What about the scenes at the end of the advertisments of the closed-down business with the words “closed down by union activities” (or equivalent) painted on the windows?

Bring Back CL's blog
Bring Back CL's blog
14 years ago

the economic modelling is silly.

Chris Murphy is simply a shonk and has been seen as such in the past two elections.

how can you have assumptions in your model that the ALP has rejected many a time.

Mr Denmore
Mr Denmore
14 years ago

Econtech are so shop soiled now they must be trembling in their boots about the prospect of a change of government. That’s what happens when one party has been in power too long. Too many people singing for their supper.

Jc
Jc
14 years ago

They (or their superannuation trustees) might be happy to forego a potential dividend or capital gain from WorkChoices for the sake of the wider good as they see it.

How do you raeach ths conclusion, Fred?

whyisitso
whyisitso
14 years ago

“I do not deny that the Unions have been stretching the truth too but they represent the narrow interests of workers”

Exactly. And that small proportion of narrowly interested constituents will be controlling the government of 100% of the population. I don’t buy any of the facile assurances to the contrary of Gillard (the real power after the election), Rudd (the “front”) nor the leftist Argy.

Jc
Jc
14 years ago

Telstra results in o6
Sales revenue 22,750
EBITDA (4) 9,584
EBIT (4) 5,497
Profit before income tax expense 4,561
Profit for the year after minority interests 3,181
Dividends declared for the fiscal year (5) 4,231
Dividends declared per share(cts per share)(5) 4.0
Total assets 36,175
Gross debt 13,746
Net debt 13,057
Equity 12,832
Capital expenditure and investments 4,303
Free cash flow 4,550

Fred these are Telstras results for 06. I thought we could use it because its a large Australian firm with oodles of employees.

Note that the stock fell around 11% because the market was expecting they would make about $200 million more and they came in under expectations.
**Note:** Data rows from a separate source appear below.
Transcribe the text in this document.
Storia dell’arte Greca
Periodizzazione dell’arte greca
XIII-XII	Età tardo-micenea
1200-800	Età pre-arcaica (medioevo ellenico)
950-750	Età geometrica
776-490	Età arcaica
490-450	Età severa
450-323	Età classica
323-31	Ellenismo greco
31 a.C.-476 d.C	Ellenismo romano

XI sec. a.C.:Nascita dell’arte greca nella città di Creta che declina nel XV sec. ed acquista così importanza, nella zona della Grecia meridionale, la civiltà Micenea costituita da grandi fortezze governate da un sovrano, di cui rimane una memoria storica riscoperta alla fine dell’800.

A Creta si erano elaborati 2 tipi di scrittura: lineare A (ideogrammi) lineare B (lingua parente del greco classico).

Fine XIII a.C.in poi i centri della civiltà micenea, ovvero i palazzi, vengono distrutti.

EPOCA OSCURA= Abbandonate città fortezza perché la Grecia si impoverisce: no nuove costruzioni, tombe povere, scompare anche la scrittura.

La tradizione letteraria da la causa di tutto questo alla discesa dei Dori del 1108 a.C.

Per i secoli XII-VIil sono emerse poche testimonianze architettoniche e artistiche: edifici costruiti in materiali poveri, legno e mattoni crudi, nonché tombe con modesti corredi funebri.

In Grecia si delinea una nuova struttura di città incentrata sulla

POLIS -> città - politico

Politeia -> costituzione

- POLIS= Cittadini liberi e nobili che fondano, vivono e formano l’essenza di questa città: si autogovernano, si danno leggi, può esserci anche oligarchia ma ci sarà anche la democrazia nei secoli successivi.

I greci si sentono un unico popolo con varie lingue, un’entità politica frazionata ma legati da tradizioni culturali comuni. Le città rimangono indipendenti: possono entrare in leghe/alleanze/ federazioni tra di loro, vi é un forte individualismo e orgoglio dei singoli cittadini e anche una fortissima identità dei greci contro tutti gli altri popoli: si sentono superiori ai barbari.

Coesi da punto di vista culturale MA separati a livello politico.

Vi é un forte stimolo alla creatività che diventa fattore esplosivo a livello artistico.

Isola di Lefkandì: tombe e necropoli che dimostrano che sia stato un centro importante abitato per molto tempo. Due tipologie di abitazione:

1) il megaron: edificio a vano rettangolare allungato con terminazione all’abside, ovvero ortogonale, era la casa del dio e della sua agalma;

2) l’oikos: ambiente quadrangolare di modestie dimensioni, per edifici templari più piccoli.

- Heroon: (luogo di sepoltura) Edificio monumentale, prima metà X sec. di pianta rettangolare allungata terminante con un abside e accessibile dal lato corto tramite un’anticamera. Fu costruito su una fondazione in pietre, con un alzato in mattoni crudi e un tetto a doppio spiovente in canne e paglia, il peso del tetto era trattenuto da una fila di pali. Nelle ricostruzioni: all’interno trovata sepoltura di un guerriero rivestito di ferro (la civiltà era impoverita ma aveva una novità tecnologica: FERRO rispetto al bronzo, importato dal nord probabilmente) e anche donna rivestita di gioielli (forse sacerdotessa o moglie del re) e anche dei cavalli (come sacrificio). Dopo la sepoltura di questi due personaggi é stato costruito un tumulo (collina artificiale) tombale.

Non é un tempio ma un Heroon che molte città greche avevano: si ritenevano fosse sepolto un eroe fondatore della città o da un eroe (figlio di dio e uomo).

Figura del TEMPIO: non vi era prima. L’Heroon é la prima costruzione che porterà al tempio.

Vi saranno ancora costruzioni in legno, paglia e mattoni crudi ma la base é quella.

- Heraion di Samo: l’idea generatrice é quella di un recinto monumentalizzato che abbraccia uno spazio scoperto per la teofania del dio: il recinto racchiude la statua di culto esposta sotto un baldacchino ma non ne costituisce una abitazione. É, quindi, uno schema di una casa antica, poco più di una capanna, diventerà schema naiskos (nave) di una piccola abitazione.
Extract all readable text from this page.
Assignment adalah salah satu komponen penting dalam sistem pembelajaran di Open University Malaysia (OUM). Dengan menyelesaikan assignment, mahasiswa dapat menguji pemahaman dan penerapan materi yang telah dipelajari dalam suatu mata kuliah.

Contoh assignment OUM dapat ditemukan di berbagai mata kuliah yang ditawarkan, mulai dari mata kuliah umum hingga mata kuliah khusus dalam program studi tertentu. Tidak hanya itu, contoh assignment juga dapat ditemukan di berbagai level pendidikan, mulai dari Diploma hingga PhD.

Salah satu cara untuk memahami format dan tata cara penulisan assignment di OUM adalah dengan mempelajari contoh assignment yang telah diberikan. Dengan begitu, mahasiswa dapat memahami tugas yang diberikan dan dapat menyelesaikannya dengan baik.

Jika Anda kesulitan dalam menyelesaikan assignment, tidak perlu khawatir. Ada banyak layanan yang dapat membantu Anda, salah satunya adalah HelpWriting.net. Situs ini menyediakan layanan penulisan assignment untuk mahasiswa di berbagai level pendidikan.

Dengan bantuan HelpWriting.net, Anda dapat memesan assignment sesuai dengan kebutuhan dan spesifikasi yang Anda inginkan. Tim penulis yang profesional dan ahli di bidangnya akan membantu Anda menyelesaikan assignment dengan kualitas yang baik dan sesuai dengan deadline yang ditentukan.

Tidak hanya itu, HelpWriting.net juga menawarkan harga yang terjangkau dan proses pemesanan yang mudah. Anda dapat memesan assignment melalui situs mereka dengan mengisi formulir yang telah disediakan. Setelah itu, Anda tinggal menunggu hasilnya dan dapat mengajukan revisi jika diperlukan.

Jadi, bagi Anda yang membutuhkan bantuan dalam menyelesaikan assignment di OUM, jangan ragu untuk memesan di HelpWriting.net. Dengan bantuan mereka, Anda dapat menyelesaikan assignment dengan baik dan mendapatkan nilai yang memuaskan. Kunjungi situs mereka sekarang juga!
They are paying a 28 cents dividend which represents about 5.7% on current price of the stock. The reason it is yielding so high is because investors think they are in a very competitive environment and the other players will continue to eat away at their market share.

As I said, a $200 million short fall had about an 11% downward effect on the stock price. That means that every time you lose $1 of profit investor disappointment could cause the stock to fall 18 times. This ratio is about right these days as the market punishes stocks that dont meet expectations.

Do you really think investors would want to lose 18 times the value of the stock price for every dollar leeched from the profit line?

Please note that the dividend this year and last was paid on borrowed funds due to the very high capital commitments the firm is going through.

Where would you take the money from, Fred? Would you take it from the dividend, or would you take it from profits? Keep in mind that the dividend is below cash rates and is about 150 basis points higher than other comparably large firms due to the inherent risks. Note, the cash rate is now 6.5%.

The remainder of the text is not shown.